Una gigantesca onda, quasi congelata nell’attimo immediatamente precedente il suo abbattersi su fragili imbarcazioni che sfidano i marosi; quasi artiglio nello spumeggiare sospeso che inquadra nel cavo dell’onda stessa la sagoma eterna del monte Fuji, testimone immoto del dramma che sta per consumarsi nella vita del tempo che fugge, il “mondo fluttuante” dell’ukiyo-e.
Questa stampa, che è diventata un’icona del Giappone in Occidente, scaturì dal genio artistico di Hokusai (1760-1849) agli inizi degli anni ’30 del 1800 e fu stampata e ristampata.
Il MAO ne possiede un esemplare pregevolissimo non della prima tiratura e lo presenta al pubblico periodicamente per evitare che un’esposizione prolungata alla luce lo danneggi.
In occasione della Settimana della Cultura, la galleria delle stampe al secondo piano del Giappone ripropone ai visitatori anche una selezione di xilografie dell’ukiyo-e con soggetti tratti dal teatro kabuki. Le opere sono della seconda metà dell’800, e l’autore più rappresentato è Utagawa Kunisada (1786-1864) nella fase di ormai affermato caposcuola della scuola Utagawa. La produzione artistica di Kunisada è sterminata, ed egli è giustamente considerato l’autore del XIX secolo più influente nell’ambito delleyakusha-e, le stampe che ritraevano attori famosi. Nell’allestimento il suo stile è messo a confronto con quello di alcuni epigoni e di artisti originali come Tsukioka Yoshitoshi (1839-1892).

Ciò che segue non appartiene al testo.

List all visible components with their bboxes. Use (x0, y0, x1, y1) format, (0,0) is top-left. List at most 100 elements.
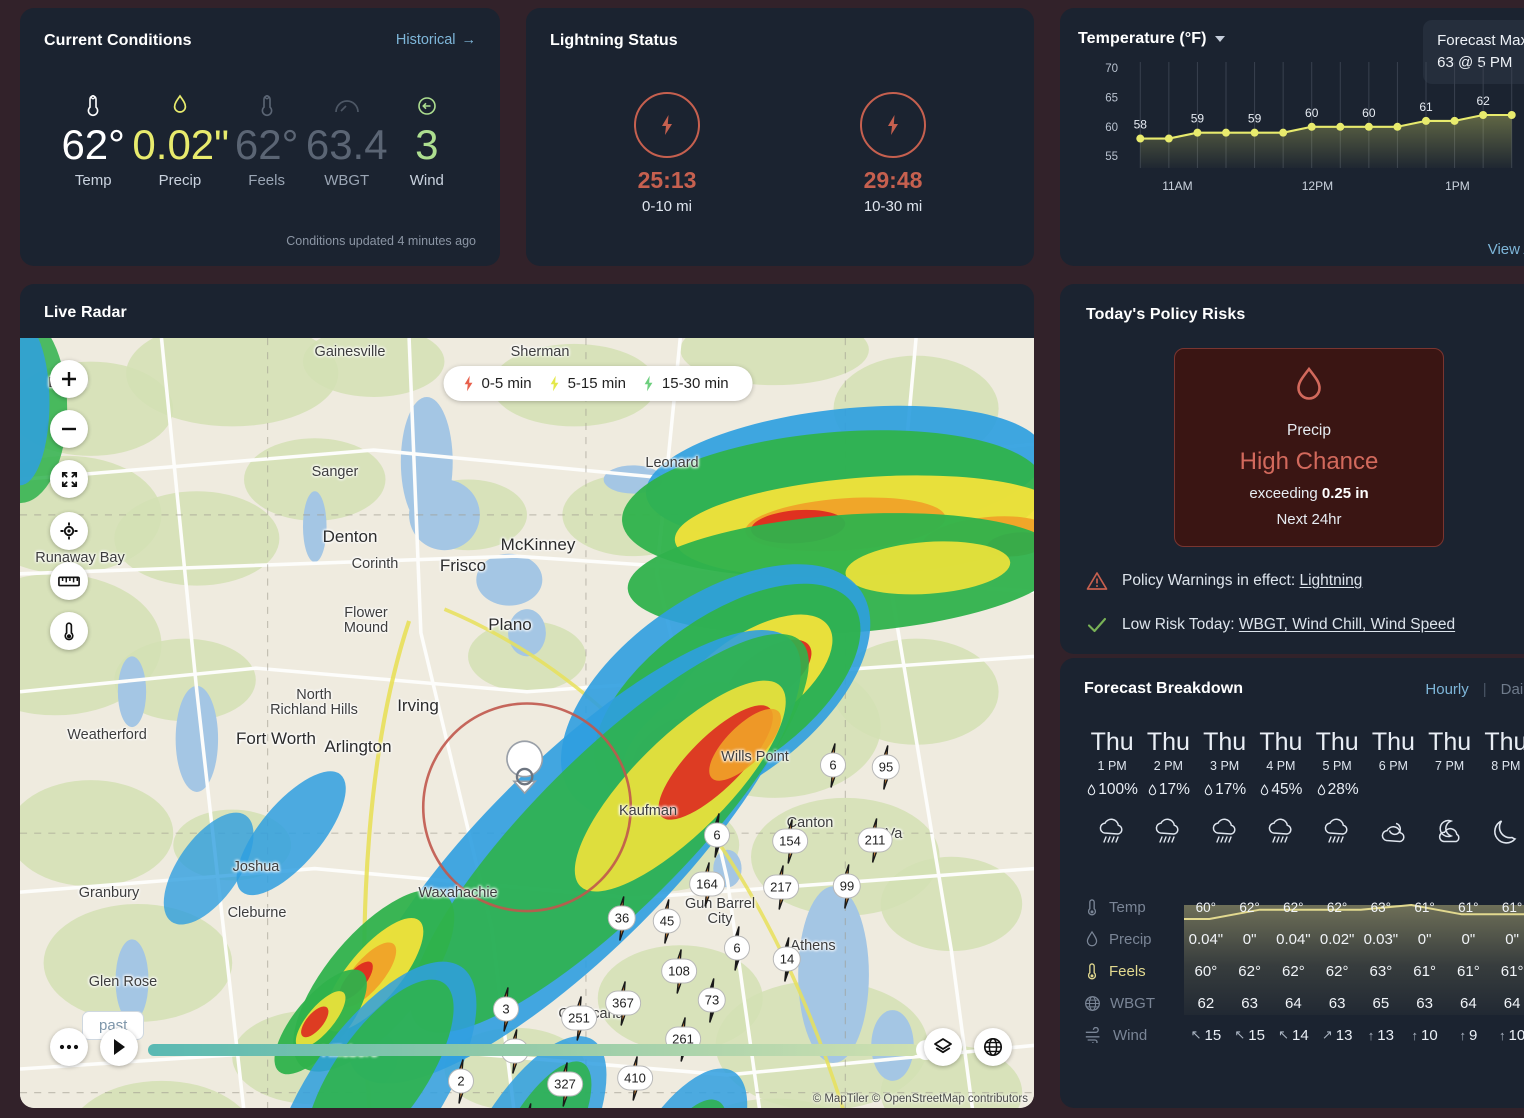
forecast-cell: 61° (1413, 962, 1436, 980)
policy-warning-line: Policy Warnings in effect: Lightning (1086, 571, 1524, 591)
tab-daily[interactable]: Daily (1501, 681, 1524, 698)
strike-count: 2 (448, 1068, 474, 1094)
risk-name: Precip (1287, 422, 1331, 439)
lightning-strike-marker[interactable]: 6 (820, 742, 846, 788)
lightning-range-near: 0-10 mi (641, 198, 693, 215)
radar-map[interactable]: GainesvilleShermanBowieSangerLeonardDent… (20, 338, 1034, 1108)
risk-level: High Chance (1239, 448, 1379, 475)
svg-text:70: 70 (1105, 63, 1118, 75)
svg-text:11AM: 11AM (1162, 179, 1192, 193)
lightning-strike-marker[interactable]: 6 (704, 812, 730, 858)
wind-direction-arrow: ↖ (1190, 1027, 1202, 1042)
forecast-row-label[interactable]: Precip (1084, 923, 1184, 955)
droplet-icon (1088, 784, 1096, 796)
low-risk-items: WBGT, Wind Chill, Wind Speed (1238, 616, 1456, 633)
forecast-cell: 61° (1414, 899, 1435, 915)
forecast-pop (1422, 781, 1478, 799)
risk-tile-precip[interactable]: Precip High Chance exceeding 0.25 in Nex… (1174, 348, 1444, 547)
wind-direction-arrow: ↗ (1321, 1027, 1333, 1042)
lightning-strike-marker[interactable]: 164 (689, 861, 725, 907)
svg-text:60: 60 (1362, 106, 1376, 120)
lightning-bolt-icon (662, 115, 672, 135)
gauge-icon (306, 88, 388, 118)
map-city-label: Corinth (351, 556, 399, 572)
forecast-pop: 45% (1253, 781, 1309, 799)
forecast-row-label[interactable]: WBGT (1084, 987, 1184, 1019)
lightning-strike-marker[interactable]: 217 (763, 864, 799, 910)
lightning-strike-marker[interactable]: 73 (697, 977, 727, 1023)
more-options-button[interactable] (50, 1028, 88, 1066)
map-city-label: Runaway Bay (35, 550, 125, 566)
moon-icon (1478, 813, 1524, 853)
forecast-pop (1365, 781, 1421, 799)
map-attribution: © MapTiler © OpenStreetMap contributors (812, 1093, 1028, 1105)
lightning-strike-marker[interactable]: 3 (493, 986, 519, 1032)
forecast-values-grid: 60° 62° 62° 62° 63° 61° 61° 61° 0.04" 0" 0.04" 0.02… (1184, 891, 1524, 1051)
lightning-strike-marker[interactable]: 154 (772, 818, 808, 864)
strike-count: 95 (871, 754, 901, 780)
lightning-status-items: 25:13 0-10 mi 29:48 10-30 mi (550, 92, 1010, 215)
lightning-strike-marker[interactable]: 410 (617, 1055, 653, 1101)
lightning-strike-marker[interactable]: 95 (871, 744, 901, 790)
forecast-cell: ↗ 13 (1321, 1026, 1353, 1044)
temperature-chart-card: Temperature (°F) Forecast Max 63 @ 5 PM … (1060, 8, 1524, 266)
lightning-strike-marker[interactable]: 211 (857, 817, 893, 863)
chevron-down-icon[interactable] (1214, 36, 1225, 42)
layers-button[interactable] (924, 1028, 962, 1066)
tab-hourly[interactable]: Hourly (1425, 681, 1468, 698)
view-all-link[interactable]: View All (1488, 241, 1524, 258)
rain-cloud-icon (1140, 813, 1196, 853)
radar-timeline-slider[interactable] (148, 1044, 918, 1056)
lightning-strike-marker[interactable]: 367 (605, 980, 641, 1026)
locate-button[interactable] (50, 512, 88, 550)
zoom-out-button[interactable] (50, 410, 88, 448)
forecast-cell: 0.04" (1276, 930, 1311, 948)
zoom-in-button[interactable] (50, 360, 88, 398)
forecast-row-label[interactable]: Temp (1084, 891, 1184, 923)
lightning-strike-marker[interactable]: 45 (652, 898, 682, 944)
lightning-strike-marker[interactable]: 99 (832, 863, 862, 909)
lightning-strike-marker[interactable]: 251 (561, 995, 597, 1041)
risk-window: Next 24hr (1276, 511, 1342, 528)
strike-count: 14 (772, 946, 802, 972)
forecast-row-label[interactable]: Wind (1084, 1019, 1184, 1051)
page-title: Current Conditions (44, 32, 192, 49)
map-city-label: North (296, 687, 332, 703)
metric-wind: 3 Wind (388, 88, 466, 189)
wind-direction-arrow: ↑ (1499, 1027, 1506, 1043)
forecast-row-name: WBGT (1110, 994, 1155, 1012)
play-button[interactable] (100, 1028, 138, 1066)
forecast-cell: 62° (1326, 899, 1348, 915)
metric-wbgt: 63.4 WBGT (306, 88, 388, 189)
fullscreen-button[interactable] (50, 460, 88, 498)
lightning-strike-marker[interactable]: 36 (607, 895, 637, 941)
metric-temp-label: Temp (74, 172, 112, 189)
forecast-cell: 62° (1238, 962, 1261, 980)
forecast-row-label[interactable]: Feels (1084, 955, 1184, 987)
lightning-strike-marker[interactable]: 108 (661, 948, 697, 994)
metric-wbgt-label: WBGT (324, 172, 370, 189)
lightning-strike-marker[interactable]: 2 (448, 1058, 474, 1104)
strike-count: 410 (617, 1065, 653, 1091)
forecast-breakdown-card: Forecast Breakdown Hourly | Daily Thu 1 P… (1060, 658, 1524, 1108)
arrow-right-icon: → (461, 32, 477, 48)
thermometer-icon (1084, 897, 1100, 917)
historical-link[interactable]: Historical → (396, 32, 476, 48)
lightning-strike-marker[interactable]: 327 (547, 1061, 583, 1107)
temperature-chart: 55 60 65 70 58 59 59 60 60 61 62 11AM 12PM 1PM (1078, 52, 1524, 202)
forecast-hour: 8 PM (1491, 759, 1521, 773)
globe-icon (1084, 995, 1101, 1012)
low-risk-prefix: Low Risk Today: (1122, 616, 1239, 633)
map-city-label: Cleburne (227, 905, 287, 921)
forecast-day: Thu (1371, 728, 1415, 756)
map-city-label: Plano (488, 615, 532, 634)
forecast-cell: 60° (1194, 962, 1218, 980)
wind-direction-arrow: ↑ (1459, 1027, 1466, 1043)
droplet-icon (1084, 929, 1100, 949)
temperature-layer-button[interactable] (50, 612, 88, 650)
lightning-strike-marker[interactable]: 14 (772, 936, 802, 982)
legend-entry-1: 5-15 min (548, 374, 626, 393)
lightning-strike-marker[interactable]: 6 (724, 925, 750, 971)
measure-button[interactable] (50, 562, 88, 600)
basemap-button[interactable] (974, 1028, 1012, 1066)
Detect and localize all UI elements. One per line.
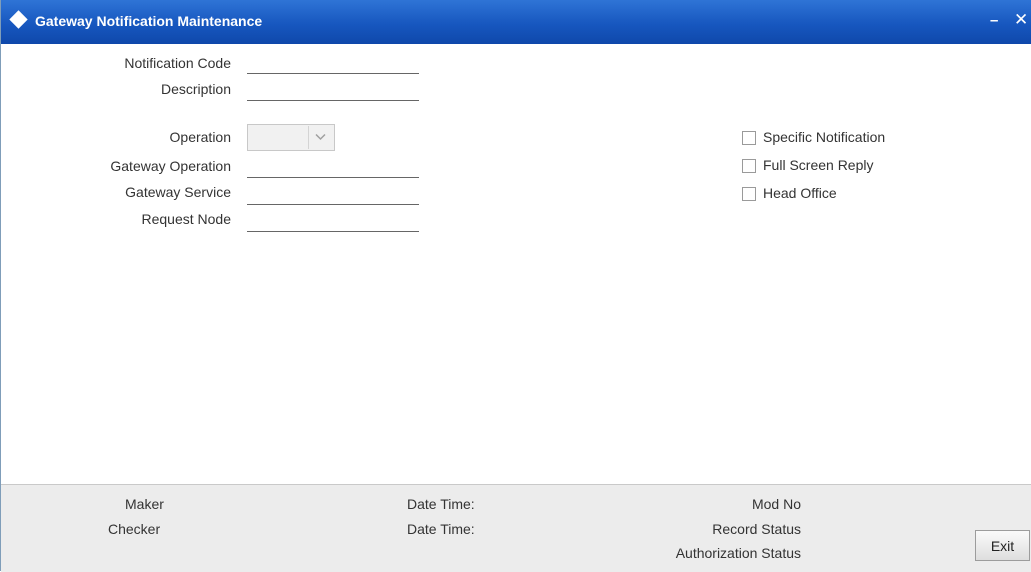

Che cosa accomuna dunque la “Grande Onda” di Hokusai agli attori del kabuki ritratti da Kunisada? Una risposta è contenuta nell’idea stessa di “sospensione”, di energia latente che entrambe queste rappresentazioni richiamano. Buona parte degli artisti del kabuki vengono ritratti nelle scene clou del dramma, quando si immobilizzano in pose cariche di tensione chiamate in giapponese “mie”. E, come guardando la grande onda sappiamo istintivamente che un attimo dopo si abbatterà in tutta la sua potenza, così l’entusiasta di teatro sa che nel momento successivo l’attore ripartirà nell’azione, calandosi nuovamente in quel “mondo fluttuante” fatto di movimento nel quale viviamo, e che aveva abbandonato per quell’impercettibile istante di eternità che l’arte soltanto può immortalare.